Scytodes broomi

Scientific classification
- Kingdom: Animalia
- Phylum: Arthropoda
- Subphylum: Chelicerata
- Class: Arachnida
- Order: Araneae
- Infraorder: Araneomorphae
- Family: Scytodidae
- Genus: Scytodes
- Species: S. broomi
- Binomial name: Scytodes broomi Pocock, 1902

= Scytodes broomi =

- Authority: Pocock, 1902

Species of spider

Scytodes broomi is a species of spider in the family Scytodidae. It is endemic to South Africa.

==Distribution==
Scytodes broomi is known from several localities in the Northern Cape province of South Africa, including Garies, Kamaggas, and Benfontein Nature Reserve. The species is found at elevations ranging from 231 to 1,172 m above sea level.

==Habitat and ecology==
Scytodes broomi are free-living ground spiders commonly collected from under stones and in dark places on the soil surface. The species has been sampled from the Grassland and Succulent Karoo biomes.

==Description==

The carapace is ornamented with yellow and black bands of about equal width. An anterior black patch covers the median eyes, and a black stripe extends backwards on each side of the middle line, over the lateral eyes, stopping short just past the middle of the carapace in front of the highest point of the eminence.

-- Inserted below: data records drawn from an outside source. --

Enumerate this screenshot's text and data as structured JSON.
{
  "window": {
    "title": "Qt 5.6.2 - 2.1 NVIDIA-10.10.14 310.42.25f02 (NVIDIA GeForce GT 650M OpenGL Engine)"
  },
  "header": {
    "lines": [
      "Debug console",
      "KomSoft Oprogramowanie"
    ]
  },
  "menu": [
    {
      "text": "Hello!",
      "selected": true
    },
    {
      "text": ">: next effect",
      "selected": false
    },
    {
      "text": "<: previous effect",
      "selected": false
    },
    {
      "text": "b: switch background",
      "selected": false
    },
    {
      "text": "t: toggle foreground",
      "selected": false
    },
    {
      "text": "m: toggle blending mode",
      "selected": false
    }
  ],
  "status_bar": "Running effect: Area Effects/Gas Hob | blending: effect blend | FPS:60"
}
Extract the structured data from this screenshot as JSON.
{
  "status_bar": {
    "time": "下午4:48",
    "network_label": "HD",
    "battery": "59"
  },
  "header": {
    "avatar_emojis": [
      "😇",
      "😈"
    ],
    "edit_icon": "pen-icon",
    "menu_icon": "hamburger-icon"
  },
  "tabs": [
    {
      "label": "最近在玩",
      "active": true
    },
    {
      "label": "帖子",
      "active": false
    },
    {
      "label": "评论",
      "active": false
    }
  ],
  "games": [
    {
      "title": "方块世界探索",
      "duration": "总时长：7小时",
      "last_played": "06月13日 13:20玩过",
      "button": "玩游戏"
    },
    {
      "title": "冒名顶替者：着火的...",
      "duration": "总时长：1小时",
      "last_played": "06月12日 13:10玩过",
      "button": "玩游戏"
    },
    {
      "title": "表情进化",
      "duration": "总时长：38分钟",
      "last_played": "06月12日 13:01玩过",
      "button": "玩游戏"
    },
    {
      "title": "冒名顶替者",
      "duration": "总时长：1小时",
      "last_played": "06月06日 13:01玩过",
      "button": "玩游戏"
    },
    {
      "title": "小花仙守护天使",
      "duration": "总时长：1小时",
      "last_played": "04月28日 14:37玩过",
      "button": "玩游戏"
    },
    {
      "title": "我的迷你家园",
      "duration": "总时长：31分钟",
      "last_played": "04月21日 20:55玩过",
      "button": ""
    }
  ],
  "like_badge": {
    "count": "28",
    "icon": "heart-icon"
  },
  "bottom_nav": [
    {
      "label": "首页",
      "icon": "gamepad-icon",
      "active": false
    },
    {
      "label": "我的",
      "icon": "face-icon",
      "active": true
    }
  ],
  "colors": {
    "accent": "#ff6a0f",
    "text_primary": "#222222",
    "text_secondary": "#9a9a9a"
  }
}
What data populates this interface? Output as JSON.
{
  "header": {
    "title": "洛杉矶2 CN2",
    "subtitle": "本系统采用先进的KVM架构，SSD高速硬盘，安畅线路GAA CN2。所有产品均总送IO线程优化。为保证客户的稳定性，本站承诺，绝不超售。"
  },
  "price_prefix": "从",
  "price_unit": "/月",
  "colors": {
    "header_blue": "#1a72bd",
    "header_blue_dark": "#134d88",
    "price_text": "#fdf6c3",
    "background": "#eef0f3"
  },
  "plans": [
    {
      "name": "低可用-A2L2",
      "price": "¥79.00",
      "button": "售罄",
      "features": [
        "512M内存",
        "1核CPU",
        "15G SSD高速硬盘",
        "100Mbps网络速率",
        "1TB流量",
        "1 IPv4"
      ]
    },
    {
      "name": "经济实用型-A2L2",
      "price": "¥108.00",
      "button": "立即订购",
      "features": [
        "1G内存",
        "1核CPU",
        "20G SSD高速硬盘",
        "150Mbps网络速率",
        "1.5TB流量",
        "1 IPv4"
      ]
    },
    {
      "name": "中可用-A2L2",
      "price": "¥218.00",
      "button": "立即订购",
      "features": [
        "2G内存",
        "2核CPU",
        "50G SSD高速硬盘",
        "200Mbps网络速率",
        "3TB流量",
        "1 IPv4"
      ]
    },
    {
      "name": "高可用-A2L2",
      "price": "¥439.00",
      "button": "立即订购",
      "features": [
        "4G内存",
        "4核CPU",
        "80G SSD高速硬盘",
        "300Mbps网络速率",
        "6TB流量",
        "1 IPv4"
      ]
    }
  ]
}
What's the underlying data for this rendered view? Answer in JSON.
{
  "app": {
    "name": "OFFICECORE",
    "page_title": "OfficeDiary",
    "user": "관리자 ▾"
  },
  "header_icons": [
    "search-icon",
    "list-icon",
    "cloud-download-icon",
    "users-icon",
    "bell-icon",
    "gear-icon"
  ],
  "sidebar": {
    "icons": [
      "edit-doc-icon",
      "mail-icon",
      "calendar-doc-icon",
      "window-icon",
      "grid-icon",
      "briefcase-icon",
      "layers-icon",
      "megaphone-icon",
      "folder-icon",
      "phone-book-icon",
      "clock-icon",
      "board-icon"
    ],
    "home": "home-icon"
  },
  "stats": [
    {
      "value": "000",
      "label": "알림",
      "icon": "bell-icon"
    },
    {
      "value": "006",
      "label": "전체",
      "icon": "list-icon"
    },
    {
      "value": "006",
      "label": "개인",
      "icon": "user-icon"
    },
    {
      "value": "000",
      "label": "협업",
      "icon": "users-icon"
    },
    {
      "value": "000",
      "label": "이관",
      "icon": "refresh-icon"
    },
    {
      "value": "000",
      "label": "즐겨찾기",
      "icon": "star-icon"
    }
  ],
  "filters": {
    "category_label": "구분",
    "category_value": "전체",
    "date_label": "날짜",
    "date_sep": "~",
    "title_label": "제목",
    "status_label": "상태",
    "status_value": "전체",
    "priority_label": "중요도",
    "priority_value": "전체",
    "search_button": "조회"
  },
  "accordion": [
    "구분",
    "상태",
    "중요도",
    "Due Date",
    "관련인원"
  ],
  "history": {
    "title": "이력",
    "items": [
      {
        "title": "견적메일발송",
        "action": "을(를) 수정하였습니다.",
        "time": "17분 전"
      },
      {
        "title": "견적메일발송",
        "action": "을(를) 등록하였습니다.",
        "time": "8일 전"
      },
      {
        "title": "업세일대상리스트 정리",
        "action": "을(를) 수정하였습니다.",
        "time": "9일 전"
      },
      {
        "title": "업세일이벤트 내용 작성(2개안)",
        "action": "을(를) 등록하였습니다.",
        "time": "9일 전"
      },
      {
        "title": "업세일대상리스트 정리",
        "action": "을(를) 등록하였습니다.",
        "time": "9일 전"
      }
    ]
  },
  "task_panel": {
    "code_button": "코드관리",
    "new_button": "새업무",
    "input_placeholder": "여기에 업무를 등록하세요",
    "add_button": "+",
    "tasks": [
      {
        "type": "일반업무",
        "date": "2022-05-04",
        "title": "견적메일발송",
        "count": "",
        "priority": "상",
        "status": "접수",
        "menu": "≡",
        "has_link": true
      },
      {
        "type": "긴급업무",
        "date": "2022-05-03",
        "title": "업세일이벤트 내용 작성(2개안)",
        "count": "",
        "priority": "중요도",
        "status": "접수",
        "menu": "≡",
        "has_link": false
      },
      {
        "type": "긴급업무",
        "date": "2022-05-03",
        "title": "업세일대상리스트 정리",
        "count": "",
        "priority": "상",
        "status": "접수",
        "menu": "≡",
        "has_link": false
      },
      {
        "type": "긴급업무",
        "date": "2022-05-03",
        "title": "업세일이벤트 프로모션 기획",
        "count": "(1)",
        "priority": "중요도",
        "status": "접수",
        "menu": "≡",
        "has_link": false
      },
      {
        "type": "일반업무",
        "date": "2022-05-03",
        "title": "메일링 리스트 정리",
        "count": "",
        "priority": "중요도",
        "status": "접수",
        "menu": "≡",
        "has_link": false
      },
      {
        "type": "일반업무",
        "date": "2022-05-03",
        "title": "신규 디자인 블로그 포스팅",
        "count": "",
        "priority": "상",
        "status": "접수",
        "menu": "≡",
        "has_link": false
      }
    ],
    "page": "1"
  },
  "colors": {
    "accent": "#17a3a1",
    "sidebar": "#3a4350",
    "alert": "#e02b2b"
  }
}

Legs are yellow and black with black coxae in front, trochanters with an anterior black spot, and femora largely blackish in front. The abdomen is ornamented above with four rows of black spots and is blackish beneath.

==Conservation==
Scytodes broomi is listed as Data Deficient for taxonomic reasons. The status of the species remains obscure, and more sampling is needed to collect the male and determine the species' range. Threats to the species are unknown. It is protected in Benfontein Nature Reserve.

==Taxonomy==
The species has not been revised and is known only from the female, with the epigyne illustrated. More sampling is needed to collect the male and to determine the species' range.